Treatment goals include:
• Inducing remission (relieving symptoms and improving general wellbeing)
• Achieving complete mucosal healing (mucosa is the lining of the gut affected by the inflammatory processes of the disease)
• Maintaining remission and preventing relapse.
Glucocorticoid (steroid) preparations are often required to treat an acute disease flare. There are two main types of steroids:
• Topical steroids (budesonide) which have a local anti-inflammatory effect in the colon
• Systemic steroids (prednisolone) show systemic anti-inflammatory effect throughout the body but are also known to cause many undesirable side effects
Budesonide is a well tolerated steroid treatment which works locally, at the site of inflammation in the gut. Budesonide formulations are designed to release the active drug in the lower small bowel (ileo-caecal region), which is the most common site of inflammation in Crohn’s disease (approx. 65% of patients). After producing the anti-inflammatory effect in the bowel, budesonide is absorbed and transported directly to the liver, where 90% of it is metabolized (broken down). Very little budesonide passes through the liver into the blood stream (about 10%), meaning that the patient is less likely to experience steroid side effects. This explains why patients taking budesonide report less side effects less frequently than those treated with conventional steroids.

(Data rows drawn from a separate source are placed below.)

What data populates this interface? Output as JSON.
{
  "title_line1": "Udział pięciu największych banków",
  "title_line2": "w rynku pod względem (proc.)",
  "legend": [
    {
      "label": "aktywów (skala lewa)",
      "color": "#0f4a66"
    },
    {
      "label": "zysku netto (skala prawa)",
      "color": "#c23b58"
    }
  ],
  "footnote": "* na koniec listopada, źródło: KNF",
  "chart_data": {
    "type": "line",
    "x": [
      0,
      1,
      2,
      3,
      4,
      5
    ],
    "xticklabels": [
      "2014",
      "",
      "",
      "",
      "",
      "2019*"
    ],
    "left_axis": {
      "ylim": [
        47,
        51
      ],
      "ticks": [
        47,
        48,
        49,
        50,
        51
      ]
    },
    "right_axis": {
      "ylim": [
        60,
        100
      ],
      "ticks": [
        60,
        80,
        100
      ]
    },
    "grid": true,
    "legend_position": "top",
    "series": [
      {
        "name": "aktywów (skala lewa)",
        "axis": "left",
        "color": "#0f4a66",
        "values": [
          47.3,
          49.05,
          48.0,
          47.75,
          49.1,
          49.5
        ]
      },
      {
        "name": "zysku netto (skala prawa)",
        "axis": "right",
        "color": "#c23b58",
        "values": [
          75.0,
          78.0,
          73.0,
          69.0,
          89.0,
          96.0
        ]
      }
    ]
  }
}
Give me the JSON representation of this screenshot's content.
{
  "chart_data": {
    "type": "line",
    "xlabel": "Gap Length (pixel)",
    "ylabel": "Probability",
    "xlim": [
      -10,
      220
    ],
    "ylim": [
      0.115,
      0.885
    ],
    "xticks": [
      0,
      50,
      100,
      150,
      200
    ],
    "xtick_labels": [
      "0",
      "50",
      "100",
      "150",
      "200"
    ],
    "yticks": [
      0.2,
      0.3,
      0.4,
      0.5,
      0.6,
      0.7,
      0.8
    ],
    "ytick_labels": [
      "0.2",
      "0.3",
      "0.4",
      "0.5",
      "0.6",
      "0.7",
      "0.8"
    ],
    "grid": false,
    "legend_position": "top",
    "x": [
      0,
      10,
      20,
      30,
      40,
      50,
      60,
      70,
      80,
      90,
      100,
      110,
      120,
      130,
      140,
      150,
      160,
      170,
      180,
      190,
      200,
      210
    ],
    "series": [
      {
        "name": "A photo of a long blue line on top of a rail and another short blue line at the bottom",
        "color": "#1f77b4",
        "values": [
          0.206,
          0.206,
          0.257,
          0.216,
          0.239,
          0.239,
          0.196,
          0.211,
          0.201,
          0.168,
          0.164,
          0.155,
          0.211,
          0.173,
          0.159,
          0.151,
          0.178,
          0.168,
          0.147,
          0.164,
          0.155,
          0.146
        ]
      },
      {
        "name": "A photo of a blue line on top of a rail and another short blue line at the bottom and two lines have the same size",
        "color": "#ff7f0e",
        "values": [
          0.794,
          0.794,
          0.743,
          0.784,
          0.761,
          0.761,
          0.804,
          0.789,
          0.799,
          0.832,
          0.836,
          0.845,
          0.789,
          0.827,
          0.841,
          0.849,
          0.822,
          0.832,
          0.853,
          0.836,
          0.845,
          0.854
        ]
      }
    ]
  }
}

According to European and National Guidelines, budesonide is the preferred first line treatment in mild to moderate ileo-caecal Crohn’s disease.
If remission cannot be induced by steroids (topical or systemic), the doctor may prescribe agents that suppress the immune system (immunosuppressants), such as azathioprine or methotrexate. Immunosuppressants support the anti-inflammatory effects of the corticosteroids and can help reduce their use. Finally, when no other agents successfully induce remission, biologics or biosimilar durgs may be tried (anti-TNF-α monoclonal antibodies).
Treatment with different drugs may postpone a new flare of disease, but cannot, in most cases, completely prevent disease recurrence.
Patients with Crohn’s disease may require surgery if complications such as fistula formation or stenosis occur. The principle surgical approach in these cases is one of bowel preservation, since surgical removal of inflamed bowel, unlike in some ulcerative colitis patients, does not lead to cure and inflammation may recur elsewhere in the gastrointestinal tract.
Patients with Crohn’s disease are subject to a number of deficiency syndromes. The absorption of nutrients including vitamins, minerals and proteins may be affected and these nutrients should be substituted using suitable food supplements.
During an acute flare, it may be necessary to supplement the essential nutrients by means of an intravenous infusions. In most cases, however, a special diet is not required. Due to a danger of malnutrition patients should make sure they are receiving a balanced diet.